My husband asked me a question today, " How did you get on this health kick if you were raised with Southern cooking....”? No one has ever asked me that before and I had to think about it for a moment. Now my mom always tells people that she did not know how to cook when she got married, which I am still trying to figure out how that was the case. You see my mother was raised as an only child by my grandmother who was also an only child. My grandmother LOVED to eat and cook, and the story goes that my mother didn't like to eat at all. So much so that she had to be forced to go to the corner lunch shop counter and drink an egg cream every day (if you know what an egg cream is then you're telling your age right there ). Matter of fact, she would get in trouble if she didn't show up for that egg cream! Legend also say that she would try and sneak her cat her food from the table but would often get caught because her cat insisted on licking his whiskers and paws after the fine meal which was a sure give away. I guess I inherited her disinterest in food, because I wasn't much on eating as a pass time growing up either. Not having much junk food in our home didn't spark much curiosity about food either. Truthfully, I was in my 20's before I'd ever even had a Twinkie (turns out I wasn't missing much
). As far as my mother's role in my food journey, I never knew she supposedly couldn't cook. I remember homemade spaghetti, tuna casseroles, succotash, and egg creams for Sunday breakfast. I heard stories of the trial and errors of homemade birthday cake debacles. But there was always food on the table, and no one went starving. Actually, besides a few TV dinners and pot pies here and there my mother's influence would have to be credited for my love of gardening and eating food grown straight from the soil. You see after my dad moved us out of the city to the suburbs of Philadelphia my mom had me and my brother planting and harvesting from her garden as soon as we could pull a weed. There were tomatoes, cucumbers, and string beans which she pickled. There were bell peppers and even corn, which was no easy task to grow in our 12' x 24' garden wired vegetable patch.

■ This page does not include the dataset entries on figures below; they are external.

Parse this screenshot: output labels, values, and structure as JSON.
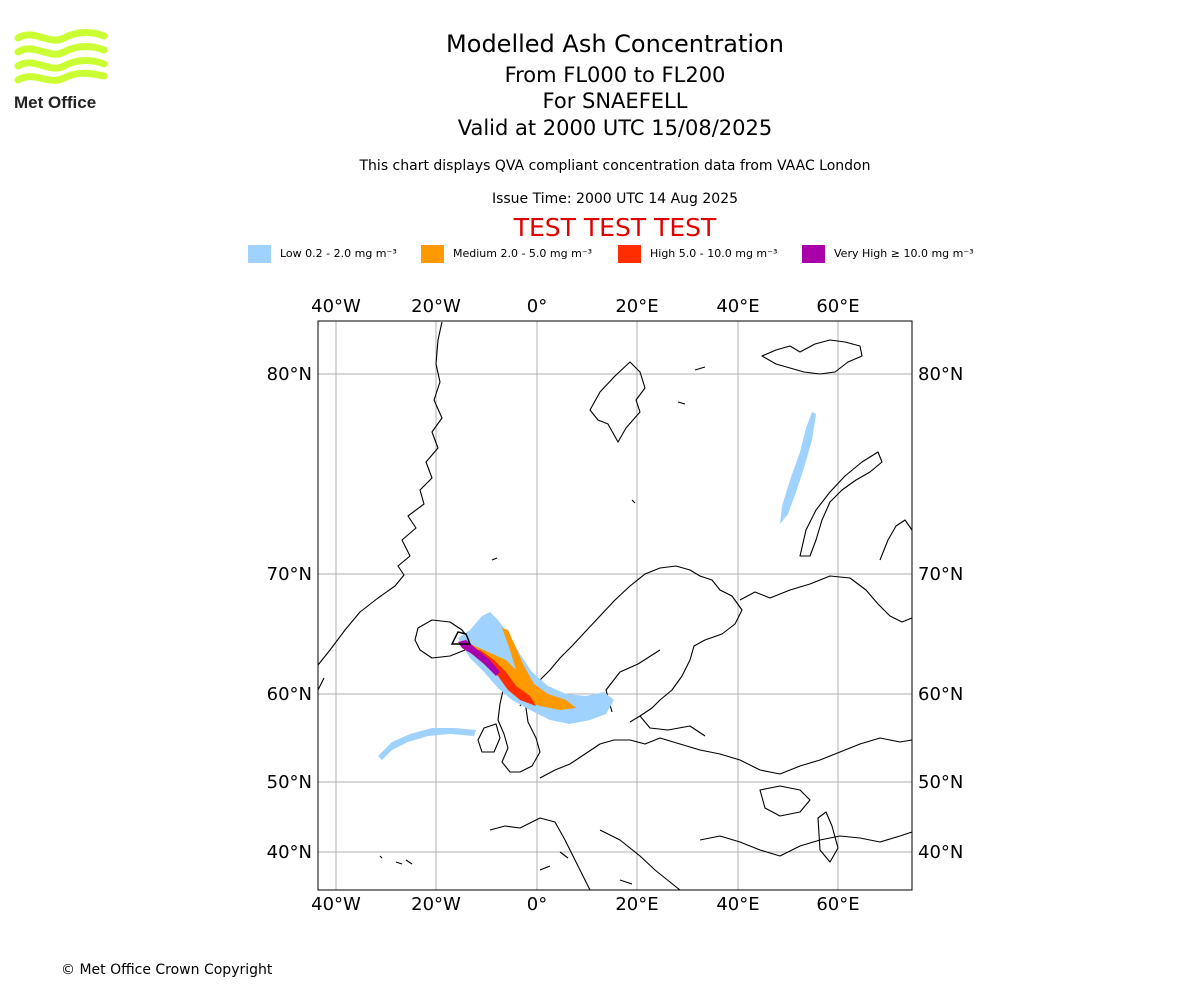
{
  "header": {
    "title": "Modelled Ash Concentration",
    "flight_levels": "From FL000 to FL200",
    "volcano": "For SNAEFELL",
    "valid_time": "Valid at 2000 UTC 15/08/2025",
    "description": "This chart displays QVA compliant concentration data from VAAC London",
    "issue_time": "Issue Time: 2000 UTC 14 Aug 2025",
    "test_banner": "TEST TEST TEST"
  },
  "logo": {
    "text": "Met Office",
    "wave_color": "#ccff33"
  },
  "legend": [
    {
      "label": "Low 0.2 - 2.0 mg m⁻³",
      "color": "#a0d2ff"
    },
    {
      "label": "Medium 2.0 - 5.0 mg m⁻³",
      "color": "#ff9900"
    },
    {
      "label": "High 5.0 - 10.0 mg m⁻³",
      "color": "#ff2d00"
    },
    {
      "label": "Very High ≥ 10.0 mg m⁻³",
      "color": "#aa00aa"
    }
  ],
  "map": {
    "lon_labels": [
      "40°W",
      "20°W",
      "0°",
      "20°E",
      "40°E",
      "60°E"
    ],
    "lat_labels": [
      "80°N",
      "70°N",
      "60°N",
      "50°N",
      "40°N"
    ],
    "gridlines": true
  },
  "footer": {
    "copyright": "© Met Office Crown Copyright"
  }
}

My mother would can and pickle whatever she could get her hands on! She never fried anything, but I never realized maybe that was because she did not know how. I do remember a jar of pickled pigs’ feet in the corner of the kitchen on the floor and a pot of chitterlings cooking, every now and then. My grandmother was in charge of the big holidays, so that's where you'd find the greens with ham hocks, black eyed peas with fat back, and a pot of neck bones. She loved to bake rum cakes from scratch (which my college dorm mates really appreciated!) and pineapple upside down cakes. She could make a kitchen light up with aromas! But, if I'm honest, all these different selections of foods never impressed me. Food was just not that important to me. Though what I didn't realize at the time was that I was being imprinted. I was being conditioned that food comes from the ground and not out of a box and that making your own dishes to feed your family was LOVE. This was SOUL FOOD. By the time I got to college at Tuskegee and finally got in my apartment, I was well on my way to converting from ham hocks to smoked turkey legs. I remember growing tomatoes off my window air conditioner unit while I was a student in medical school, living in the Towers at Meharry. When I raised my own children, it was easy to fall back on what I knew, and my children helped me plant and harvest our gardens. Hopefully, one day I will be eating at their tables and watching my grandchildren eat the food that they planted and harvested with their own hands.
So, the moral of this story is, "Train up a child in the way he(she) should go and when he (she) is old he(she) will not depart from it.". Thanks Mom!